College tuition is going up and financial aid is on the chopping block in many states, but in the Miami area, one college is offering successful high school graduates a price tag that’s hard to refuse: free.
Miami Dade College – the largest institution of higher education in America, serving more than 170,000 students on eight campuses – announced its American Dream Scholarship on Wednesday. It will cover 60 credits at a value of about $6,500 – enough to earn a two-year degree or start in on one of the four-year programs offered by the community college.
This spring’s high school graduates in Miami-Dade County will be the first to benefit from the “free college” offer. To qualify for the new scholarship, students must have a 3.0 grade-point average and score well enough on entry tests to show they don’t need remedial math or reading courses. Normally, about a third of the college’s entering students pass at that level.

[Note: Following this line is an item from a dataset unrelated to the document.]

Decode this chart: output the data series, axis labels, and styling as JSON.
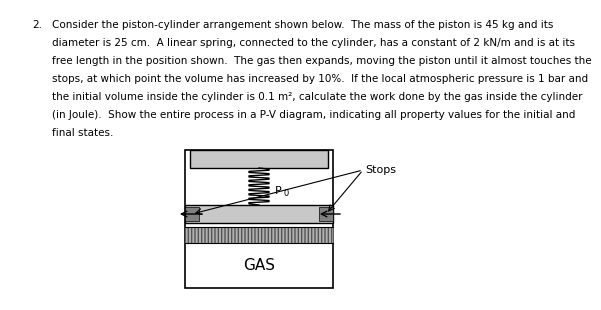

Funded primarily by private donations, the scholarship has the goal of giving families “the opportunity to send their children to college and not have to worry about having to bear such great financial debt,” says Miami Dade College President Eduardo Padrón. “We want our city to be a city of the future ... and the only way we are going to do that is by preparing young people for the jobs that are being created in the knowledge-based economy of the 21st century.”
It’s one of the many efforts under way nationwide to encourage more students to earn a postsecondary degree or work-related credential. President Obama’s goal is for the United States to be No. 1 in the world by 2020 in the proportion of young adults who have college degrees. To get there, the nation needs an additional 8 million graduates.
Florida would need to produce more than half a million additional college grads to do its share, according to state projections released this week by the US Department of Education and Vice President Joe Biden, who has made college accessibility a priority as chairman of the Middle Class Task Force.
Getting students in the door is the first step. Community colleges are often thought of as particularly affordable, but for the neediest students, that is often no longer the case. Eighty percent of community-college students with financial need still have some unmet needs after receiving aid, if broader expenses such as books and food are taken into account, according to the Institute for College Access & Success in Oakland, Calif.
Although the Miami Dade scholarship covers only tuition, it is nevertheless “a great new story for a lot of students who were perhaps wondering about their futures,” says Walter Bumphus, president and CEO of the American Association of Community Colleges in Washington.
As part of Mr. Obama’s goal, community colleges have been challenged to produce 5 million new graduates by 2020, he says, and in the states he has visited, educators and policymakers are working hard to improve their students’ success rates.
More than 40 percent of all degree-seeking students are enrolled in community colleges, and about 60 percent have to take at least one remedial course. Of those, less than a quarter complete a degree or certificate, the US Department of Education reports.
By requiring scholarship recipients to show that they don’t need remedial courses, Miami Dade College is hoping to motivate more students to start college on a sound footing and thus be more likely to complete a degree.
“Families are going to put a lot of pressure on students, not just saying, ‘You have to graduate [from high school],’ but, ‘You have to do better’ ” in order to earn the scholarship, Mr. Padrón says.
The new program will at the same time open the door to many students who may not think of themselves as academic-scholarship material, local educators say.
By using a weighted GPA, it gives students credit for trying more challenging courses that that they might get a C or B in, instead of an easy A, says Verena Cabrera, principal of Hialeah Senior High School.
Students at Hialeah who can meet the criteria are already thinking about college, she says, but because of financial concerns, “they might be thinking of starting later ... and postponing can mean the risk of not going, because they get caught up in life,” she says. But the scholarship will be an opportunity many will want to seize. It “will increase the numbers we get into college right away after high school,” she says.
Local public-private partnerships like the Miami Dade scholarship “can send a really positive signal to students in that community that college is possible,” says Lauren Asher, president of the Institute for College Access & Success.
But in the broader picture, Ms. Asher adds, they don’t solve the “larger-scale problem of strains on state budgets just when families most need help.”
State budgets are the biggest factor influencing tuition and fees at public colleges and universities.
In Florida, where legislators are considering taking a $320 million bite out of the higher-education budget, one possible trim would come from the state’s merit scholarship program.